By 1836 the population of this region had so increased that the territorial government of Wisconsin was organized, which at first included a part of the upper peninsula of Michigan, the whole of Minnesota and Iowa, and that part of Dakota lying east of the Missouri and White Earth rivers. When the Territory of Iowa was organized on July 12, 1838, it included the present State of Minnesota and parts of North and South Dakota.

By an act of Congress, approved March 3, 1845, provision was made for the admission of Iowa into the Union as a sovereign state, with boundaries extending on the north to the parallel of latitude passing through the mouth of the Blue Earth River and on the west only to seventeen degrees, thirty minutes, from Washington, corresponding very nearly to the existing line between Ringgold and Union counties on the one hand and Taylor and Adams on the other. The reduction of the boundaries laid down by the constitutional convention of 1844 was very distasteful to the people, the admission was rejected by a popular election and in 1846 Congress proposed new boundary lines, having the State of Minnesota for the north boundary, Missouri for the south, the Mississippi River on the east and the Missouri and Sioux rivers on the west. The date of admission to the Union was December 28, 1846.

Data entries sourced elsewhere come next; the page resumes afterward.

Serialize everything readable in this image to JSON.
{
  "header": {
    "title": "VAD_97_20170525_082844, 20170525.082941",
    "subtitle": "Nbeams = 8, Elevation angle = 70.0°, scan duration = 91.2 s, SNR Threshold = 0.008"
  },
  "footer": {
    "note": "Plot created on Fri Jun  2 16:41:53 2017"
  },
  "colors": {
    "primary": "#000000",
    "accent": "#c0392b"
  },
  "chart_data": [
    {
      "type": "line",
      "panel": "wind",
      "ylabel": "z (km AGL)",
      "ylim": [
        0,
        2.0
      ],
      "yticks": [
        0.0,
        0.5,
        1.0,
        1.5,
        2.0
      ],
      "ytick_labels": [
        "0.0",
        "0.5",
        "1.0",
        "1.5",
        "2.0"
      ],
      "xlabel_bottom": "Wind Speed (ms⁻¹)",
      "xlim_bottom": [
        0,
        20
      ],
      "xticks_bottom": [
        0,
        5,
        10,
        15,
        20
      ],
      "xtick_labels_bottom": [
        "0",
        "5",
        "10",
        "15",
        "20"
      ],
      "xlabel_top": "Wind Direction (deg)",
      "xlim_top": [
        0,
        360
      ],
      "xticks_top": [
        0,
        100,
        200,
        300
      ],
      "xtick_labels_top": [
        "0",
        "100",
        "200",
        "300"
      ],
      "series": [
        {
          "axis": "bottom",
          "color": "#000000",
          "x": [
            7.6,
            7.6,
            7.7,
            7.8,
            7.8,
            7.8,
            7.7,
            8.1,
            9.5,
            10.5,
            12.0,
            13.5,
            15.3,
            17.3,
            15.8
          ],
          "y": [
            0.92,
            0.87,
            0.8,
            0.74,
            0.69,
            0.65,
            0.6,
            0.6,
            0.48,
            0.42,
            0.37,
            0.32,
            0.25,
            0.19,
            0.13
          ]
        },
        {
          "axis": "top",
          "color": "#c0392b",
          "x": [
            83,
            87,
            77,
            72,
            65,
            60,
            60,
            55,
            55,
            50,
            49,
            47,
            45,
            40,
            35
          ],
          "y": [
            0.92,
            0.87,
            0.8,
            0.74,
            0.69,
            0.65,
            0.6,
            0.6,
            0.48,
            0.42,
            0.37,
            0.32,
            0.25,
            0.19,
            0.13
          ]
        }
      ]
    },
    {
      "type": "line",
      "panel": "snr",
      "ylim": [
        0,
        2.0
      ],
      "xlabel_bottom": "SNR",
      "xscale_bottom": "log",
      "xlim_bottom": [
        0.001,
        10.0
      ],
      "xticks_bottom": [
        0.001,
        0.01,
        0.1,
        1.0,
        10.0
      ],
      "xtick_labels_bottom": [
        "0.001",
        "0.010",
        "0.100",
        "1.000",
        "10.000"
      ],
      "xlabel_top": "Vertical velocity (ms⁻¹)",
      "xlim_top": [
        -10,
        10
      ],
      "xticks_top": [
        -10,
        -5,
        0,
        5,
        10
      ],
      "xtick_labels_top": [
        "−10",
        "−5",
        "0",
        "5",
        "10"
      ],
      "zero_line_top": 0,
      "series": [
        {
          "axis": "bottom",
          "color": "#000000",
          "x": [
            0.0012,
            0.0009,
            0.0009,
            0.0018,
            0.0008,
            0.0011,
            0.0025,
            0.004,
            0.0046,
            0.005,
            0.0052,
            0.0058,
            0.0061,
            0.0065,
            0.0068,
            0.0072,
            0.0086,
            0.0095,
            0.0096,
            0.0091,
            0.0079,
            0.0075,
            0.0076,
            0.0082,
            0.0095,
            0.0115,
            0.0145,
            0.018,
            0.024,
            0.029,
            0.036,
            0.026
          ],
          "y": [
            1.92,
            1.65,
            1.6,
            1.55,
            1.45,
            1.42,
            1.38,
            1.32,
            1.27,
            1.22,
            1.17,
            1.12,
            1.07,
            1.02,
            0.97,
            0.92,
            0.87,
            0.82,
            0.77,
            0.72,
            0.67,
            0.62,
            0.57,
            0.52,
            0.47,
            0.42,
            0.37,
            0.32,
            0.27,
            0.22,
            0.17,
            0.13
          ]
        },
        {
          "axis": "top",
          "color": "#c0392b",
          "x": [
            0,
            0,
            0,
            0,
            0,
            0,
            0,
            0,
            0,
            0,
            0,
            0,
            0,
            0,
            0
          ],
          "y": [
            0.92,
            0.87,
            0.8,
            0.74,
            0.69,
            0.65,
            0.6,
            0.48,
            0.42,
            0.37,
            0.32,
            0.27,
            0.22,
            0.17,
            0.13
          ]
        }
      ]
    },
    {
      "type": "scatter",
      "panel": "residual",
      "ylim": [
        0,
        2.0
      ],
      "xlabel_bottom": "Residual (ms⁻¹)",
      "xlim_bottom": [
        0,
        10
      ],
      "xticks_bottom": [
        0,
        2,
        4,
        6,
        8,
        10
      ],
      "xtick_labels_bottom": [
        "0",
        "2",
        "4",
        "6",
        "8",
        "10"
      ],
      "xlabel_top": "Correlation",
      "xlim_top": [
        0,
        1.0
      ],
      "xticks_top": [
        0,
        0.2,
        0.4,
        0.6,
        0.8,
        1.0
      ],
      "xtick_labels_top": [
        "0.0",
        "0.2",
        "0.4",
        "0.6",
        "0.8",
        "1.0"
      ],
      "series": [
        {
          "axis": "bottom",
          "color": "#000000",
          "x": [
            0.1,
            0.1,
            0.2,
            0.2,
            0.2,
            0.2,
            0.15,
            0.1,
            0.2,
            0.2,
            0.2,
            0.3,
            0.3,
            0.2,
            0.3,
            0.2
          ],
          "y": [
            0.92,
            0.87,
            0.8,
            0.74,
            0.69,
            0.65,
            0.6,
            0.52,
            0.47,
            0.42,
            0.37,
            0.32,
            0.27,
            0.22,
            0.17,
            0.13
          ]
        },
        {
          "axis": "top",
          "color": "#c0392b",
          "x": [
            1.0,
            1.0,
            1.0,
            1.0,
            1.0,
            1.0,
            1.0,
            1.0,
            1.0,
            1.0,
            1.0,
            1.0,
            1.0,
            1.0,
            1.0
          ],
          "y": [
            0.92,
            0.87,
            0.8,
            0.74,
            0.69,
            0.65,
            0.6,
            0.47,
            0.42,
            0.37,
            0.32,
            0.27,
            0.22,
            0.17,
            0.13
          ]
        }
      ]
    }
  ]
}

The second session of the Territorial Legislature of Wisconsin was held at what is now Burlington, Ia., during the winter of 1837-8. An act was passed by the Legislature, was approved, and went into effect December 21, 1837, creating the County of Johnson in the Territory of Wisconsin, also thirteen other counties. Section 14 of that act is as follows: "All the country within the following limits, to wit: beginning at the southeast corner of Linn County" (Linn County was created by the same act) "thence west with the southern boundary of said County of Linn to the line dividing ranges 12 and 13, hence south on said line to the line between townships 76 and 77 north, thence east with said township line to the line dividing ranges 4 and 5, west of the fifth principal meridian, thence with said range line north to the place of beginning. shall be and the same is hereby constituted a separate county to be called Johnson County."

Johnson County, Wis., included all of what is now Iowa County, Ia., three northeast townships of Keokuk County and the four northern townships of Washington County.

The further steps in the governmental history of Iowa County are delineated in the chapter on organization and government.